NABH’s Enhanced Denial-of-Care Portal is Now Available!
The National Association for Behavioral Healthcare is pleased to announce enhancements to its Denial-of-Care Portal that are intended to make the portal easier for members to use.
A year ago, NABH developed the Denial-of-Care Portal to collect specific data on insurers who deny care—often without regard to parity or the effects on patients. Now the association has updated this resource to make it more user-friendly for members and also more aligned with what regulators need to identify parity violations.
The updated portal includes fewer questions, which will require less time for members to complete. In addition, all questions are now optional. NABH hopes this will make it more likely for members to share the data they have. Lastly, NABH has added a checklist of “red flags” that were included in the 2022 MHPAEA Report to Congress from the U.S. Health and Human Services, Labor, and Treasury Departments in January.
“We know the best way to advocate for parity enforcement with regulators is to provide hard data from our members that show how insurers are not complying with the landmark 2008 parity law,” said NABH President and CEO Shawn Coughlin. “We hope these new changes will make it easier—and faster—for our members to use so that we can gather that critical data.”
Please e-mail Emily Wilkins, NABH’s administrative coordinator, if you have questions.
As always, thank you for all you do each day to support and advance NABH’s mission and vision!
ONDCP Releases Plan to Reduce Methamphetamine Supply and Save Lives
The White House Office of National Drug Control Policy (ONDCP) on Monday released the Biden administration’s plan to reduce the supply of methamphetamine and save lives as meth-related overdose deaths are rising in the United States.
Designed to reduce meth use and prevent meth-involved overdoses, the 25-page plan is also intended to expand access to evidence-based treatment and reduce the trafficking and supply of meth.
“The tragic rise in methamphetamine-involved overdose deaths requires immediate action,” ONDCP Director Rahul Gupta, M.D., M.P.H., M.B.A., FACP said in his agency’s announcement. “This bold, new action plan builds on the president’s National Drug Control Strategy by expanding access to evidence-based prevention, treatment, and harm reduction strategies, as well as reducing the supply of methamphetamine and other illicit drugs by going after drug trafficking organizations,” Dr. Gupta continued. “This comprehensive and forward-looking action plan will help make our communities healthier and safer.”
The plan applies a public health and safety approach that emphasizes treatment services, harm-reduction services, prevention in schools nationwide, training and education, domestic law enforcement coordination, federal oversight of pill press equipment, international partnerships to disrupt trafficking, and expanded training for domestic and international law enforcement agencies involved in disrupting meth distribution.
NABH participates in the Motivational Incentives Policy Workgroup that has met with ONDCP about broadly implementing the evidence-based treatment practice of contingency management, which the new plan highlights.
You can learn more about the Biden administration’s National Drug Control Strategy at the NABH 2022 Annual Meeting, when Dr. Gupta will address attendees on Tuesday, June 14 at 9:30 a.m. ET in the Grand Ballroom at the Mandarin Oriental Washington, DC.

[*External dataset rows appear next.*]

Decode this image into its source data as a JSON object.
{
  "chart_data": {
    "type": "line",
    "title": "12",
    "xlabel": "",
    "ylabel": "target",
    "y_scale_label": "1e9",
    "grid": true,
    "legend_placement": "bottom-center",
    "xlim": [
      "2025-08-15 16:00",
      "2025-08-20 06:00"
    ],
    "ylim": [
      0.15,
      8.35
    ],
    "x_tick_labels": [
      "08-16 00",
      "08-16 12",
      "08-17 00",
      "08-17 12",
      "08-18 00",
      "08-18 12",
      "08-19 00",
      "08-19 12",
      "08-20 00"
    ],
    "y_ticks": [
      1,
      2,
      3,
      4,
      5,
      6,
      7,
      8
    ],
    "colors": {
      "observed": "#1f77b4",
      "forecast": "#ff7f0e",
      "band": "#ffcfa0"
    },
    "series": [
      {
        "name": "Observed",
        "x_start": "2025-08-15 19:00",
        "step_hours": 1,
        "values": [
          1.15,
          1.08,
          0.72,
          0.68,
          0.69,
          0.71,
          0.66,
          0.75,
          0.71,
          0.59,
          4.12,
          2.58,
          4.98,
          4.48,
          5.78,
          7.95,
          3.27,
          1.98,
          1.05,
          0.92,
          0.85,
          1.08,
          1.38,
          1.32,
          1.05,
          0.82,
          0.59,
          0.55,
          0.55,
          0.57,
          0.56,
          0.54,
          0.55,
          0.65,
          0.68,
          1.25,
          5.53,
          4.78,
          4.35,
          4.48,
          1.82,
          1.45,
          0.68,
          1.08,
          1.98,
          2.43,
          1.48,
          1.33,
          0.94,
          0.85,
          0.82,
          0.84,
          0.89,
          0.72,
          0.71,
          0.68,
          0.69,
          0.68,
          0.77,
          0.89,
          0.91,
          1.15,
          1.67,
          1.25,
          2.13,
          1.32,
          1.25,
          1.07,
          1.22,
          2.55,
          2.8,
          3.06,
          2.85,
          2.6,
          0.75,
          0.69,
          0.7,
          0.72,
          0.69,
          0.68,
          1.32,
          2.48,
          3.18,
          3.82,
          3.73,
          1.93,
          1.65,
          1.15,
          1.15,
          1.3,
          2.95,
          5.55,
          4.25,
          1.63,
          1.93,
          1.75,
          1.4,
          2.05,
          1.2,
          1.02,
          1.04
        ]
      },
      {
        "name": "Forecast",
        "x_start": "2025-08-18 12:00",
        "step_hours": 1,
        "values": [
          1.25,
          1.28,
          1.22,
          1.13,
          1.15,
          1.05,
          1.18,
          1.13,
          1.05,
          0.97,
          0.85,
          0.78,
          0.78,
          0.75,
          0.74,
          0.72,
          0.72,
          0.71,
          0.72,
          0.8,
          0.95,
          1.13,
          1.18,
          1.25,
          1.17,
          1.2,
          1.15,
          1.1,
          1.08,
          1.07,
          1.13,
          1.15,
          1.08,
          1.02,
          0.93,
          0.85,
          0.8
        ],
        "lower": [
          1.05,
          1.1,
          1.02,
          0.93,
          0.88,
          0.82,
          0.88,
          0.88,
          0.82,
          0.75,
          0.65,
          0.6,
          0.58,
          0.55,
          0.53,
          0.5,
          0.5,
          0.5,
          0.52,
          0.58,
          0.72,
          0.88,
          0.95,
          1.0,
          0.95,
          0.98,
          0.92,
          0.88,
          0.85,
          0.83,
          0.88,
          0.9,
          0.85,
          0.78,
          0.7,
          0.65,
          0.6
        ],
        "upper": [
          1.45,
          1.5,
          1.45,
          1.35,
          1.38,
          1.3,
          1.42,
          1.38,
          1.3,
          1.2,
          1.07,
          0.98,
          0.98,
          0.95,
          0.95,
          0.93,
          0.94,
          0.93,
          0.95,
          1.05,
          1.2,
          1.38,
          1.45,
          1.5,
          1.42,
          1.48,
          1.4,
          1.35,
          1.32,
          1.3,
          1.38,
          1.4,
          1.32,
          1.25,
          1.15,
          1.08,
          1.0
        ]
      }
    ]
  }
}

President Biden Sends National Drug Control Policy to Congress
President Biden on Thursday sent his administration’s inaugural National Drug Control Policy to Congress with the goal of using a whole-of-government approach to combat the nation’s overdose crisis.
The comprehensive strategy focuses on the main drivers of the crisis—untreated addiction and drug trafficking—as it directs federal agencies to take actions that will expand access to evidence-based prevention, harm reduction, treatment, and recovery services, while also reducing the supply of drugs.
The plan comes as the nation continues to produce grim statistics: for the first time in America’s history, the country has passed the milestone of 100,000 deaths resulting from drug overdoses in a 12-month period. Meanwhile, since 1999, drug overdoses have killed approximately 1 million Americans.
A message from President Bident to Congress at the beginning of the strategy explains the Office of National Drug Control Policy led the effort to produce the strategy in close collaboration with the 18 national drug control agencies. In addition, the Biden administration involved more than 2,000 leaders and stakeholders, including Congress, all 50 Governors, and advocates representing public safety, public health, community groups, local governments, and Tribal communities.
An important component of the strategy is its emphasis on harm reduction, an approach that works with people who use drugs to prevent overdose and infectious disease transmission; improve the physical, mental, and social wellbeing of those served; and offer flexible options for accessing substance use disorder treatment and other health care services.
“We are changing how we help people when it comes to drug use, by meeting them where they are with high-impact harm reduction services and removing barriers to effective treatment for addiction,” Rahul Gupta, M.D., M.P.H., M.B.A., director of National Drug Control Policy, said in the document, “while addressing the underlying factors that lead to substance use disorder head on.”